Two points need to be kept in mind here. People who live in long term poverty aren’t stupid. They may have made some profoundly stupid choices that have resulted in poverty but they aren’t stupid. The second is, as someone once said; there is a difference between being broke and being in poverty. Broke is the state of your bank account. Poverty is a state of the soul. When you combine financial incentives with an impoverished soul you cant reasonably be surprised when bad things happen.

A correspondent in Ben Domenech’s indispensable The Transom (if you aren’t subscribing to it you are missing tons of stuff) describes the process this way:

“A typical anecdote from any given day would go like this: A parent would arrive for the appointment, late, of course, leaving only 10 minutes to talk to the child. The child would have a small television or video game, something distracting, and wouldn’t be paying attention. The child would be asked to put it away, and the child would talk back. The parent would do nothing. Finally, the parent would be asked to take away the thing. The parent would get defensive and say they already know what the problem is, the kid has ADHD, evidenced by the child’s inability to listen to the parent, and proven to the doctor by the child’s inability to pay attention. Incredulous, the doctor would realize that the parent was raising this child alone, and so the child was frequently acting out, and that the easiest way for the parent to get the kid to behave was to put the kid on Ritalin. For the parent, it had the additional benefit of allowing her to get a check in the mail every month.

[Excerpt]

Read more:
The Department of Illiteracy | RedState
 
My sister put her son on Ritalin, now he's a Felon. That's how it works.

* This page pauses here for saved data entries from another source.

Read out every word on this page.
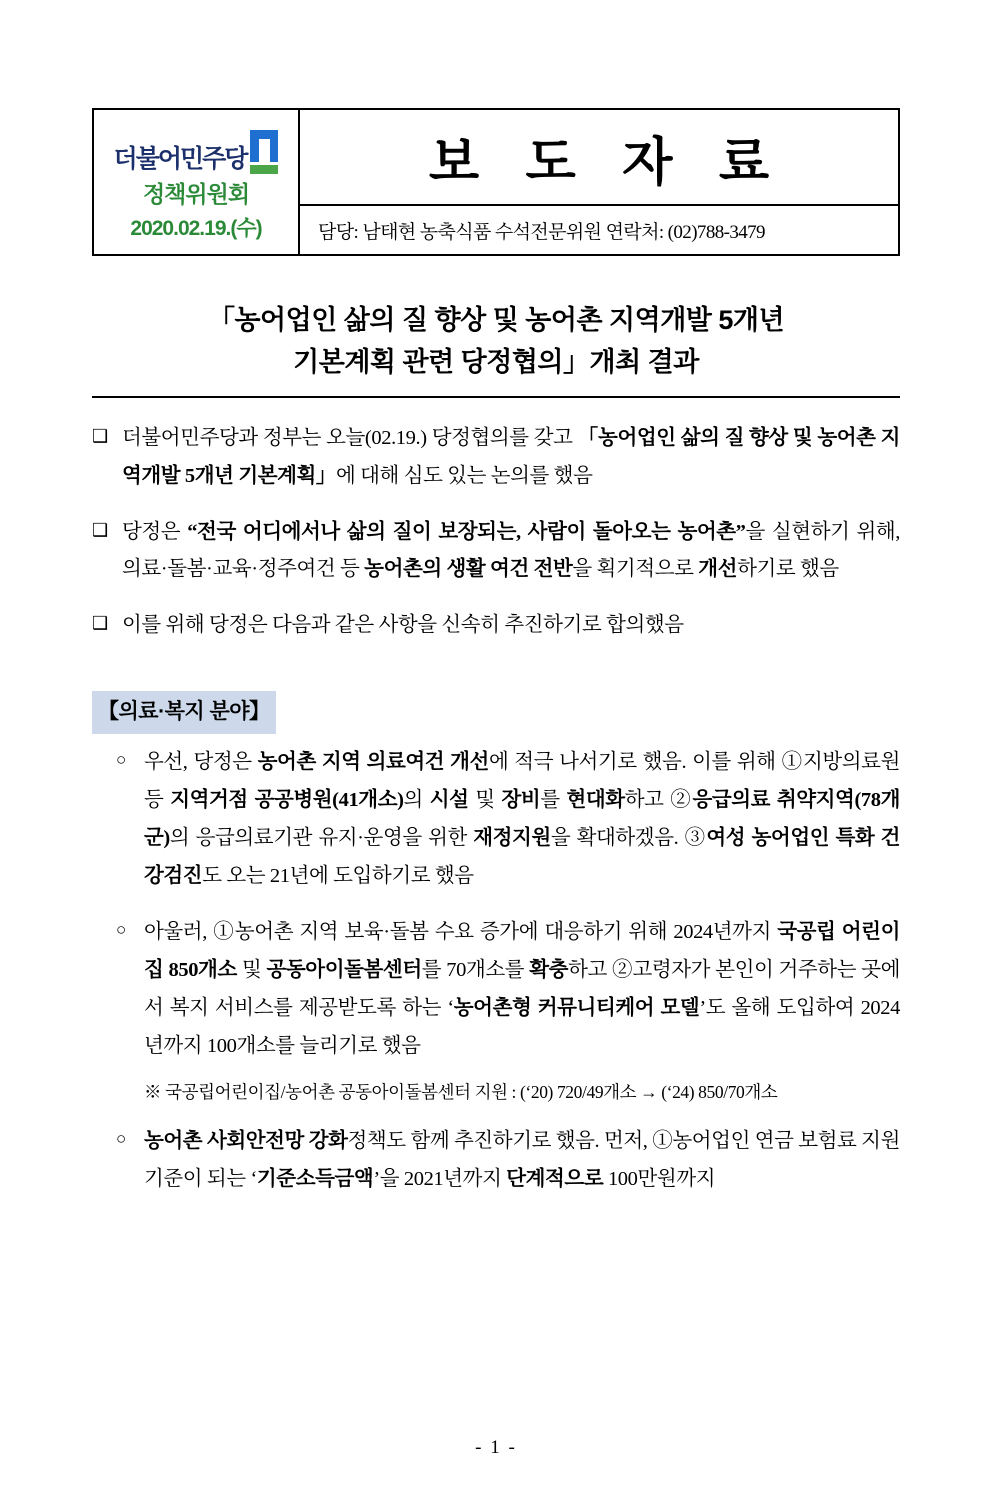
더불어민주당
정책위원회
2020.02.19.(수)
보 도 자 료
담당: 남태현 농축식품 수석전문위원 연락처: (02)788-3479
「농어업인 삶의 질 향상 및 농어촌 지역개발 5개년
기본계획 관련 당정협의」개최 결과
❑ 더불어민주당과 정부는 오늘(02.19.) 당정협의를 갖고 「농어업인 삶의 질 향상 및 농어촌 지역개발 5개년 기본계획」에 대해 심도 있는 논의를 했음
❑ 당정은 “전국 어디에서나 삶의 질이 보장되는, 사람이 돌아오는 농어촌”을 실현하기 위해, 의료·돌봄·교육·정주여건 등 농어촌의 생활 여건 전반을 획기적으로 개선하기로 했음
❑ 이를 위해 당정은 다음과 같은 사항을 신속히 추진하기로 합의했음
【의료·복지 분야】
○ 우선, 당정은 농어촌 지역 의료여건 개선에 적극 나서기로 했음. 이를 위해 ①지방의료원 등 지역거점 공공병원(41개소)의 시설 및 장비를 현대화하고 ②응급의료 취약지역(78개 군)의 응급의료기관 유지·운영을 위한 재정지원을 확대하겠음. ③여성 농어업인 특화 건강검진도 오는 21년에 도입하기로 했음
○ 아울러, ①농어촌 지역 보육·돌봄 수요 증가에 대응하기 위해 2024년까지 국공립 어린이집 850개소 및 공동아이돌봄센터를 70개소를 확충하고 ②고령자가 본인이 거주하는 곳에서 복지 서비스를 제공받도록 하는 ‘농어촌형 커뮤니티케어 모델’도 올해 도입하여 2024년까지 100개소를 늘리기로 했음
※ 국공립어린이집/농어촌 공동아이돌봄센터 지원 : (‘20) 720/49개소 → (‘24) 850/70개소
○ 농어촌 사회안전망 강화정책도 함께 추진하기로 했음. 먼저, ①농어업인 연금 보험료 지원 기준이 되는 ‘기준소득금액’을 2021년까지 단계적으로 100만원까지
- 1 -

Teachers wanted to put my oldest son on all manner of drugs because he had difficulty paying attention in class (just like his dad did). I refused and changed his schools on more than one occasion.

He turned out just fine.
 
I watched a 4+ hour PBS documentary yesterday on Andy Warhol and all I could think of was "My gosh, If this guy was in school today the Administrators would have forcefully drugged him out of all of his creativity".